God responds in a very practical way. Why, one wonders, does Moses think everything good in the world has to come through him? Moses can’t have it both ways. If you regard yourself indispensable, you don’t get to complain of burnout. God appoints 70 elders and fills them with the Holy Spirit like Moses. And then, in the final scene, we see Moses has learnt his lesson. Joshua comes complaining that there are two people operating as elders when they weren’t among the 70 on whom the Spirit descended. Moses recognises that God, not he, is sovereign, that God can work through these other people just as well as through the official elders, and that he, Moses, needs all the help he can get. He makes quite a journey of humility in this chapter and comes out with a much more sustainable, collaborative kind of leadership.

It’s a wonderfully vivid story of humanity, humour, hubris and humility. But it’s teaching Israel in exile some straightforward and unmistakable lessons. Lesson One is, play the long game – foster good memories lest your urgent bodily cravings and self-absorption make you lose sight of gratitude, faith and hope towards God. Lesson Two is, keep a sense of perspective – don’t get so caught up with your own indispensability and self-importance that you assume you have to do everything yourself and salvation can only come through you. Lesson Three is, let God make you part of a team – recognise the gift of colleagues, friends and partners and enjoy the fellowship of sharing God’s service. Lesson Four is, don’t turn your faith and your faith community into you own empire. It’s not about you. God will advance God’s work as God chooses. It’s not up to you how God speaks and who God speaks through. Those are the four wilderness lessons Israel learns in this chapter. Those are four of the lessons that eventually Israel held dear on its return from exile some years later.

And those are four lessons at the heart of the Christian faith. Lesson One, the bigger story, we call scripture. Lesson Two, the true centre of the story, we call Jesus. Lesson Three, the sense that we’re not alone in all this, we call church. And Lesson Four, the way God continues to surprise us, we call kingdom. We read the book of Numbers today because it shows us the heart of our faith.

Let’s go back to you sitting beside your brother in his kitchen. He’s in exile – angry, regretful, bewildered, powerless. Maybe he begins to recall a time he was in a similar wilderness long ago, and what lessons he learned then. Maybe you talk about what the Israelites learned in their own wilderness. It could be that he can identify with the people, craving, longing, yearning for bodily satisfaction; or with Moses, overwhelmed and self-absorbed, only able to see his own stress-levels. Maybe what your brother needs is to know he’s not in this alone, that God has sent the Holy Spirit on others, maybe as many as 70, to share the burden with him and walk together till the wilderness time is over. And it could be your brother will perceive that what he really needs to receive is coming to him from a source he never took seriously or even noticed.

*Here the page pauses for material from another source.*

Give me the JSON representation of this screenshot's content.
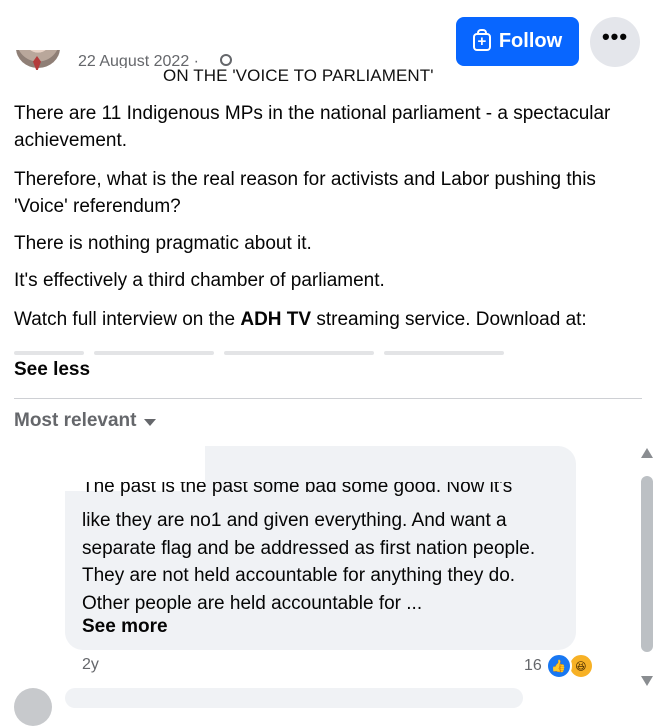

Are you in the wilderness today? Are you sitting in that kitchen, hardly able to get the words out for fear once they start you won’t be able to quell the tears? Hear a story of the many blessings God has given you, the friends and companions God is sending you, and the way God can bring salvation through people you’d never even noticed. In exile look back to times God has been present in the wilderness, perhaps even more tangibly than ever in the Promised Land. Don’t lose sight of the glory God has prepared for you, however hard it may be to see right now. Find your story in God’s story. And discover who the Bible was written for. It was written for you.